Mauvaise application

Mauvaise application
Utiliser les durées espérées PERT comme des entrées fixes d’ordonnancement sans tenir compte de la variance et des corrélations : l’erreur consiste à accepter la moyenne comme représentative quand la distribution est asymétrique ou quand les durées sont corrélées, ce qui entraîne une évaluation des risques trompeuse.

Conséquence

Conséquence
Une application correcte intègre l’incertitude dans la planification, permettant d’évaluer des échéances en probabilité et de cibler des mesures d’atténuation ; une mauvaise utilisation peut générer une confiance excessive, des provisions mal placées, une sous‑estimation de la variance et des priorités de réponse aux risques inadaptées, car les résultats dépendent fortement de la validité des estimations et des hypothèses d’indépendance.

Inversion

Inversion
Les prédictions PERT deviennent peu fiables lorsque les estimations d’entrée sont mauvaises, lorsque les durées sont fortement corrélées entre tâches, ou lorsque l’exécution inclut des contraintes de ressources modifiant la concurrence des tâches ; dans ces cas, la simulation Monte‑Carlo, des modèles statistiques empiriques ou un ordonnancement stochastique contraint par les ressources peuvent être nécessaires.

Limite

Limite
Dans le champ : projets avec incertitude notable sur les durées, disposant d’estimations à points multiples et où les relations de précédence dominent le timing. Cas frontière : projets à incertitude modérée mais à fortes contraintes de ressources—PERT apporte un aperçu partiel mais doit être complété.
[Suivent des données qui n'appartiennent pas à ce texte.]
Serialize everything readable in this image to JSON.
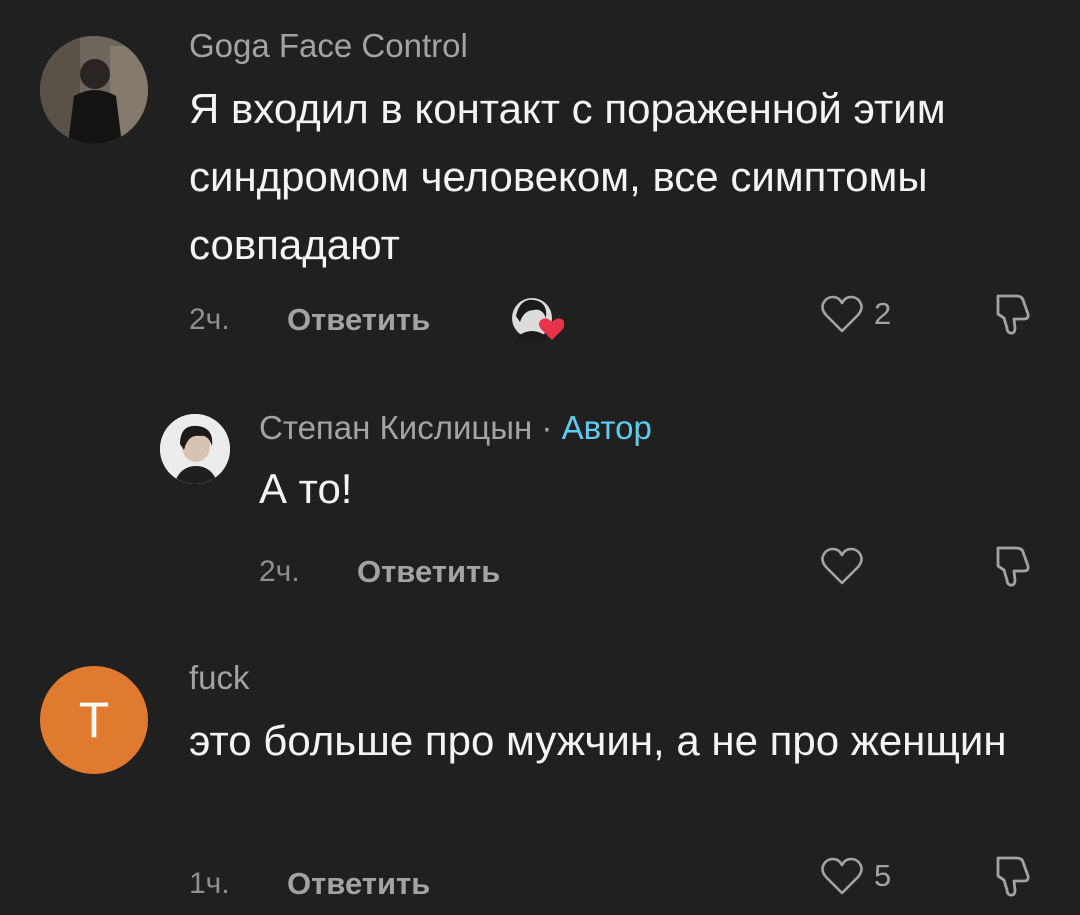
{
  "comments": [
    {
      "author": "Goga Face Control",
      "text": "Я входил в контакт с пораженной этим синдромом человеком, все симптомы совпадают",
      "time": "2ч.",
      "reply_label": "Ответить",
      "likes": "2"
    },
    {
      "author": "Степан Кислицын",
      "separator": "·",
      "author_badge": "Автор",
      "text": "А то!",
      "time": "2ч.",
      "reply_label": "Ответить",
      "likes": ""
    },
    {
      "author": "fuck",
      "avatar_letter": "T",
      "text": "это больше про мужчин, а не про женщин",
      "time": "1ч.",
      "reply_label": "Ответить",
      "likes": "5"
    }
  ],
  "icons": {
    "like": "heart-outline-icon",
    "dislike": "thumbs-down-outline-icon",
    "creator_liked": "creator-heart-badge-icon"
  },
  "colors": {
    "background": "#202020",
    "author_badge": "#5ecbef",
    "letter_avatar": "#e07a2e",
    "heart_red": "#e8324a"
  }
}
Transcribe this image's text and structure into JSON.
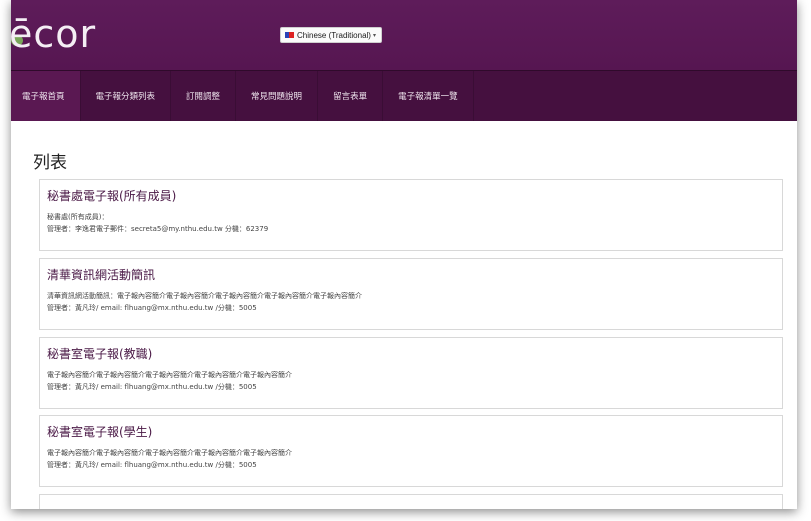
{
  "header": {
    "logo_text": "ēcor",
    "language": {
      "selected": "Chinese (Traditional)",
      "caret": "▾"
    }
  },
  "nav": {
    "items": [
      {
        "label": "電子報首頁"
      },
      {
        "label": "電子報分類列表"
      },
      {
        "label": "訂閱調整"
      },
      {
        "label": "常見問題說明"
      },
      {
        "label": "留言表單"
      },
      {
        "label": "電子報清單一覽"
      }
    ]
  },
  "main": {
    "title": "列表",
    "cards": [
      {
        "title": "秘書處電子報(所有成員)",
        "desc": "秘書處(所有成員)：",
        "admin": "管理者：李逸君電子郵件：secreta5@my.nthu.edu.tw 分機：62379"
      },
      {
        "title": "清華資訊網活動簡訊",
        "desc": "清華資訊網活動簡訊：電子報內容簡介電子報內容簡介電子報內容簡介電子報內容簡介電子報內容簡介",
        "admin": "管理者：黃凡玲/ email: flhuang@mx.nthu.edu.tw /分機：5005"
      },
      {
        "title": "秘書室電子報(教職)",
        "desc": "電子報內容簡介電子報內容簡介電子報內容簡介電子報內容簡介電子報內容簡介",
        "admin": "管理者：黃凡玲/ email: flhuang@mx.nthu.edu.tw /分機：5005"
      },
      {
        "title": "秘書室電子報(學生)",
        "desc": "電子報內容簡介電子報內容簡介電子報內容簡介電子報內容簡介電子報內容簡介",
        "admin": "管理者：黃凡玲/ email: flhuang@mx.nthu.edu.tw /分機：5005"
      }
    ]
  }
}
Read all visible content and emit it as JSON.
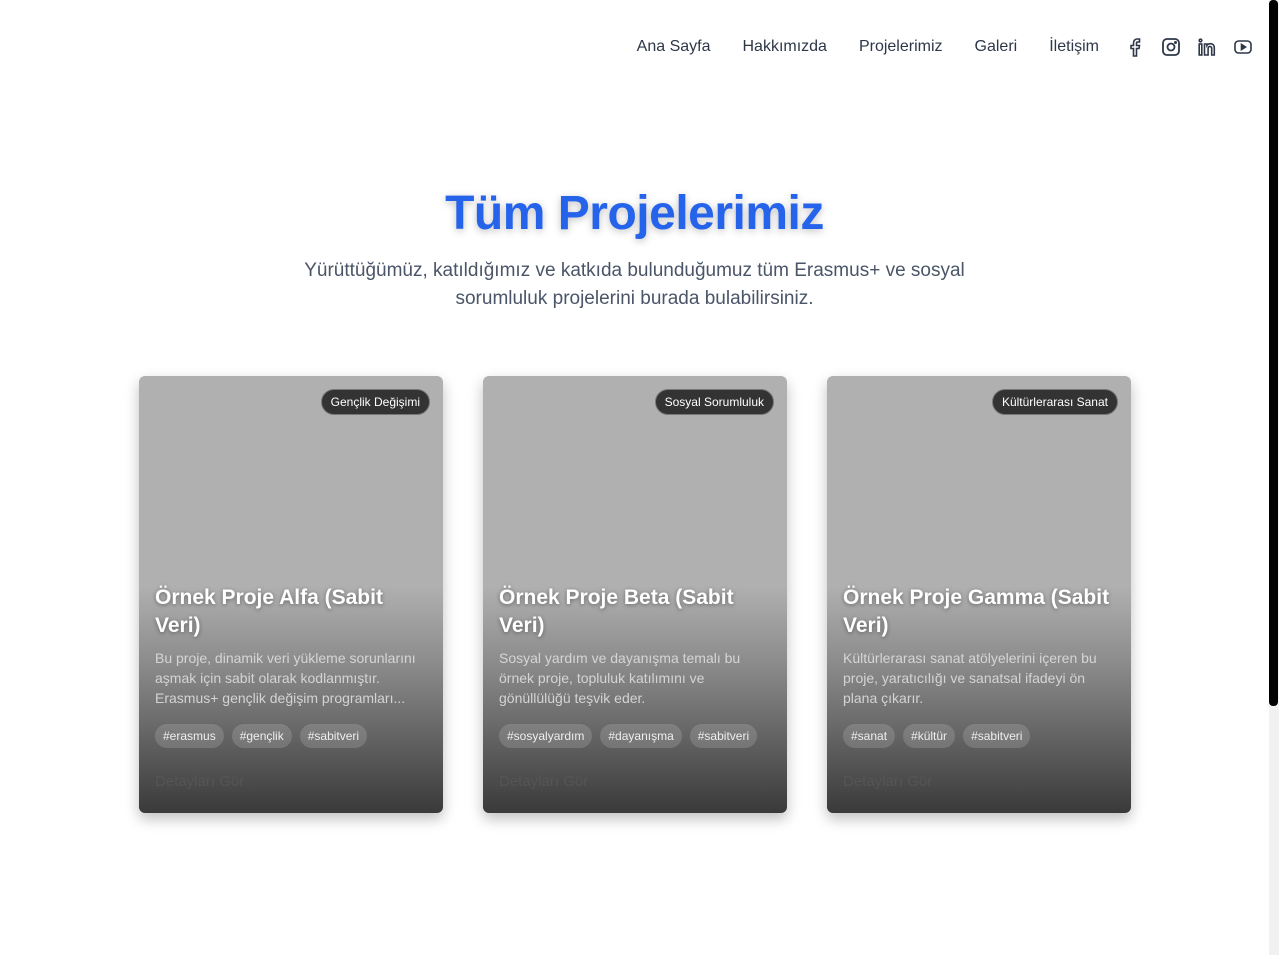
{
  "nav": {
    "items": [
      "Ana Sayfa",
      "Hakkımızda",
      "Projelerimiz",
      "Galeri",
      "İletişim"
    ],
    "social": [
      "facebook-icon",
      "instagram-icon",
      "linkedin-icon",
      "youtube-icon"
    ]
  },
  "hero": {
    "title": "Tüm Projelerimiz",
    "subtitle": "Yürüttüğümüz, katıldığımız ve katkıda bulunduğumuz tüm Erasmus+ ve sosyal sorumluluk projelerini burada bulabilirsiniz."
  },
  "colors": {
    "accent": "#2563eb"
  },
  "cards": [
    {
      "badge": "Gençlik Değişimi",
      "title": "Örnek Proje Alfa (Sabit Veri)",
      "desc": "Bu proje, dinamik veri yükleme sorunlarını aşmak için sabit olarak kodlanmıştır. Erasmus+ gençlik değişim programları...",
      "tags": [
        "#erasmus",
        "#gençlik",
        "#sabitveri"
      ],
      "link": "Detayları Gör"
    },
    {
      "badge": "Sosyal Sorumluluk",
      "title": "Örnek Proje Beta (Sabit Veri)",
      "desc": "Sosyal yardım ve dayanışma temalı bu örnek proje, topluluk katılımını ve gönüllülüğü teşvik eder.",
      "tags": [
        "#sosyalyardım",
        "#dayanışma",
        "#sabitveri"
      ],
      "link": "Detayları Gör"
    },
    {
      "badge": "Kültürlerarası Sanat",
      "title": "Örnek Proje Gamma (Sabit Veri)",
      "desc": "Kültürlerarası sanat atölyelerini içeren bu proje, yaratıcılığı ve sanatsal ifadeyi ön plana çıkarır.",
      "tags": [
        "#sanat",
        "#kültür",
        "#sabitveri"
      ],
      "link": "Detayları Gör"
    }
  ]
}
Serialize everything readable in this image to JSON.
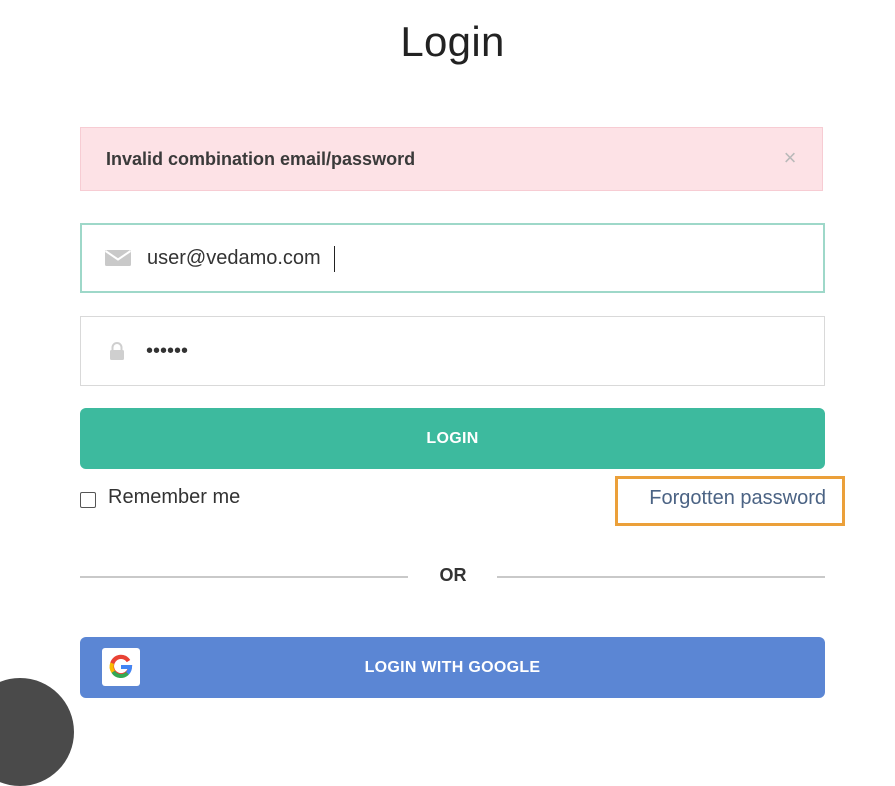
{
  "page": {
    "title": "Login"
  },
  "alert": {
    "message": "Invalid combination email/password",
    "close_symbol": "×",
    "close_icon": "close-icon"
  },
  "email_field": {
    "value": "user@vedamo.com",
    "icon": "envelope-icon"
  },
  "password_field": {
    "value": "••••••",
    "icon": "lock-icon"
  },
  "login_button": {
    "label": "LOGIN"
  },
  "remember": {
    "label": "Remember me",
    "checked": false
  },
  "forgot": {
    "label": "Forgotten password",
    "highlight_color": "#eba03a"
  },
  "divider": {
    "label": "OR"
  },
  "google_button": {
    "label": "LOGIN WITH GOOGLE",
    "icon": "google-icon"
  },
  "colors": {
    "accent": "#3dba9e",
    "google_blue": "#5b86d4",
    "alert_bg": "#fde2e6",
    "link": "#4b6384"
  }
}
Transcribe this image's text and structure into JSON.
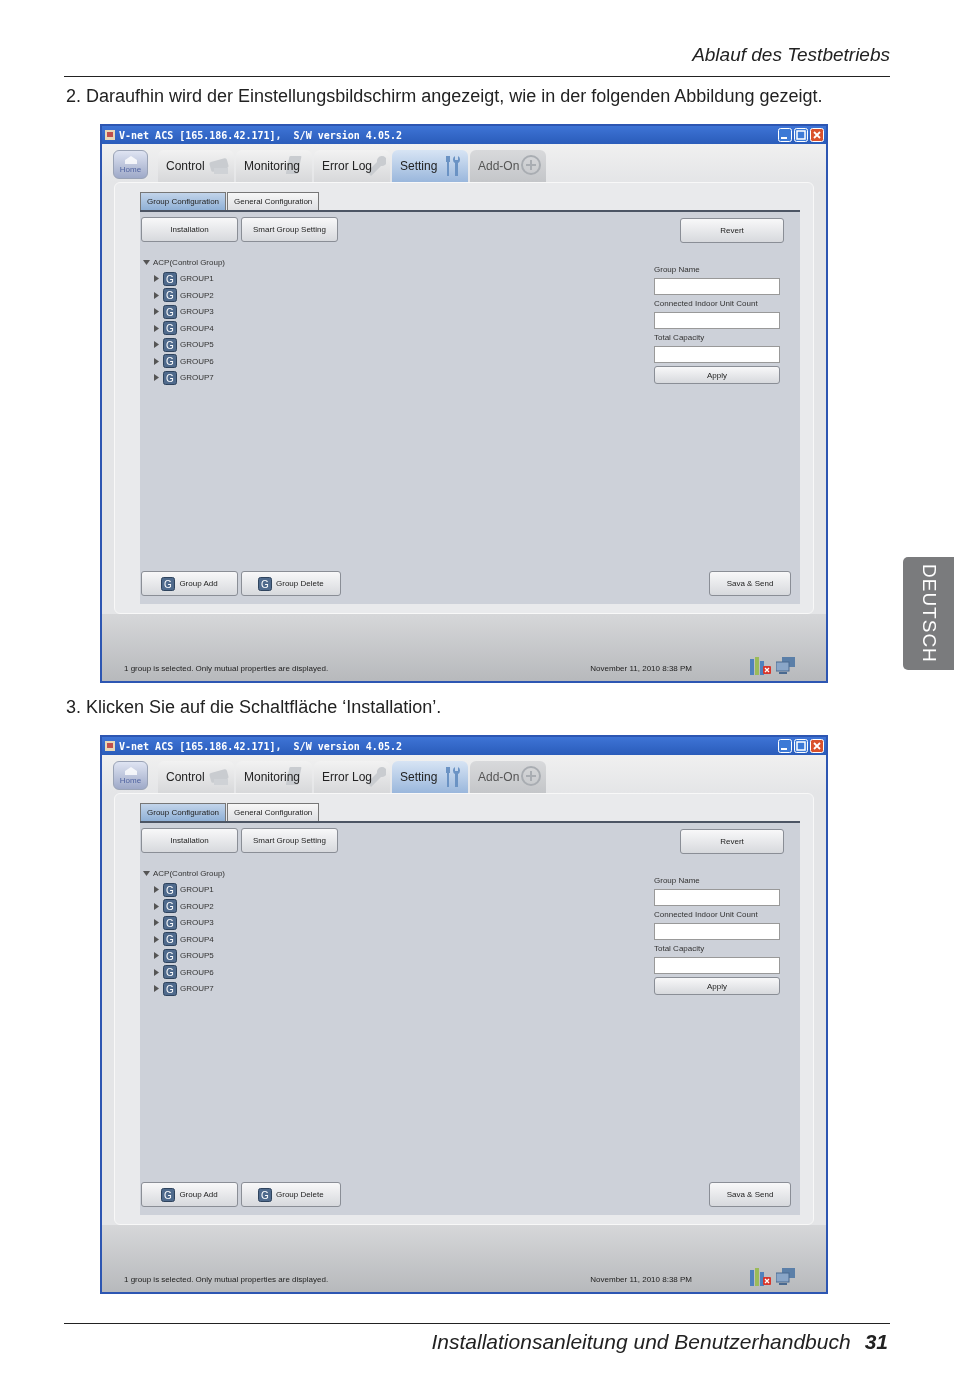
{
  "header": {
    "title": "Ablauf des Testbetriebs"
  },
  "steps": [
    {
      "text": "2. Daraufhin wird der Einstellungsbildschirm angezeigt, wie in der folgenden Abbildung gezeigt.",
      "screenshot": {
        "window_title": "V-net ACS [165.186.42.171],  S/W version 4.05.2",
        "home": "Home",
        "tabs": [
          {
            "label": "Control",
            "selected": false,
            "disabled": false
          },
          {
            "label": "Monitoring",
            "selected": false,
            "disabled": false
          },
          {
            "label": "Error Log",
            "selected": false,
            "disabled": false
          },
          {
            "label": "Setting",
            "selected": true,
            "disabled": false
          },
          {
            "label": "Add-On",
            "selected": false,
            "disabled": true
          }
        ],
        "subtabs": [
          {
            "label": "Group Configuration",
            "selected": true
          },
          {
            "label": "General Configuration",
            "selected": false
          }
        ],
        "top_buttons": [
          "Installation",
          "Smart Group Setting"
        ],
        "revert": "Revert",
        "tree": {
          "label": "ACP(Control Group)",
          "expanded": true,
          "children": [
            {
              "badge": "G",
              "label": "GROUP1",
              "expanded": false
            },
            {
              "badge": "G",
              "label": "GROUP2",
              "expanded": false
            },
            {
              "badge": "G",
              "label": "GROUP3",
              "expanded": false
            },
            {
              "badge": "G",
              "label": "GROUP4",
              "expanded": false
            },
            {
              "badge": "G",
              "label": "GROUP5",
              "expanded": false
            },
            {
              "badge": "G",
              "label": "GROUP6",
              "expanded": false
            },
            {
              "badge": "G",
              "label": "GROUP7",
              "expanded": false
            }
          ]
        },
        "fields": [
          {
            "label": "Group Name"
          },
          {
            "label": "Connected Indoor Unit Count"
          },
          {
            "label": "Total Capacity"
          }
        ],
        "apply": "Apply",
        "bottom_buttons": [
          {
            "badge": "G",
            "label": "Group Add"
          },
          {
            "badge": "G",
            "label": "Group Delete"
          }
        ],
        "save": "Sava & Send",
        "status": {
          "message": "1 group is selected. Only mutual properties are displayed.",
          "datetime": "November 11, 2010  8:38 PM"
        }
      }
    },
    {
      "text": "3. Klicken Sie auf die Schaltfläche ‘Installation’.",
      "screenshot": {
        "window_title": "V-net ACS [165.186.42.171],  S/W version 4.05.2",
        "home": "Home",
        "tabs": [
          {
            "label": "Control",
            "selected": false,
            "disabled": false
          },
          {
            "label": "Monitoring",
            "selected": false,
            "disabled": false
          },
          {
            "label": "Error Log",
            "selected": false,
            "disabled": false
          },
          {
            "label": "Setting",
            "selected": true,
            "disabled": false
          },
          {
            "label": "Add-On",
            "selected": false,
            "disabled": true
          }
        ],
        "subtabs": [
          {
            "label": "Group Configuration",
            "selected": true
          },
          {
            "label": "General Configuration",
            "selected": false
          }
        ],
        "top_buttons": [
          "Installation",
          "Smart Group Setting"
        ],
        "revert": "Revert",
        "tree": {
          "label": "ACP(Control Group)",
          "expanded": true,
          "children": [
            {
              "badge": "G",
              "label": "GROUP1",
              "expanded": false
            },
            {
              "badge": "G",
              "label": "GROUP2",
              "expanded": false
            },
            {
              "badge": "G",
              "label": "GROUP3",
              "expanded": false
            },
            {
              "badge": "G",
              "label": "GROUP4",
              "expanded": false
            },
            {
              "badge": "G",
              "label": "GROUP5",
              "expanded": false
            },
            {
              "badge": "G",
              "label": "GROUP6",
              "expanded": false
            },
            {
              "badge": "G",
              "label": "GROUP7",
              "expanded": false
            }
          ]
        },
        "fields": [
          {
            "label": "Group Name"
          },
          {
            "label": "Connected Indoor Unit Count"
          },
          {
            "label": "Total Capacity"
          }
        ],
        "apply": "Apply",
        "bottom_buttons": [
          {
            "badge": "G",
            "label": "Group Add"
          },
          {
            "badge": "G",
            "label": "Group Delete"
          }
        ],
        "save": "Sava & Send",
        "status": {
          "message": "1 group is selected. Only mutual properties are displayed.",
          "datetime": "November 11, 2010  8:38 PM"
        }
      }
    }
  ],
  "side_tab": {
    "label": "DEUTSCH"
  },
  "footer": {
    "title": "Installationsanleitung und Benutzerhandbuch",
    "page": "31"
  }
}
Hors champ : ordonnancement déterministe avec durées très fiables, ou RCPSP dominés par la disponibilité des ressources.

Tension sémantique

Tension sémantique
PERT se situe entre le CPM déterministe et la simulation Monte‑Carlo complète : il cherche à incorporer l’incertitude par des approximations analytiques (souvent des estimations en trois points), au prix d’une simplicité qui limite la fidélité face aux incertitudes corrélées et complexes ; le choix reflète un compromis entre tractabilité et réalisme.

Synthèse

Synthèse
PERT formalise l’incertitude des estimations de durée et transforme des jugements subjectifs en déclarations probabilistes sur l’achèvement ; son efficacité dépend de la qualité des estimations et des hypothèses d’indépendance, et il est le plus utile lorsqu’il est complété par validation empirique, analyses de sensibilité ou simulation pour les structures de dépendance complexes.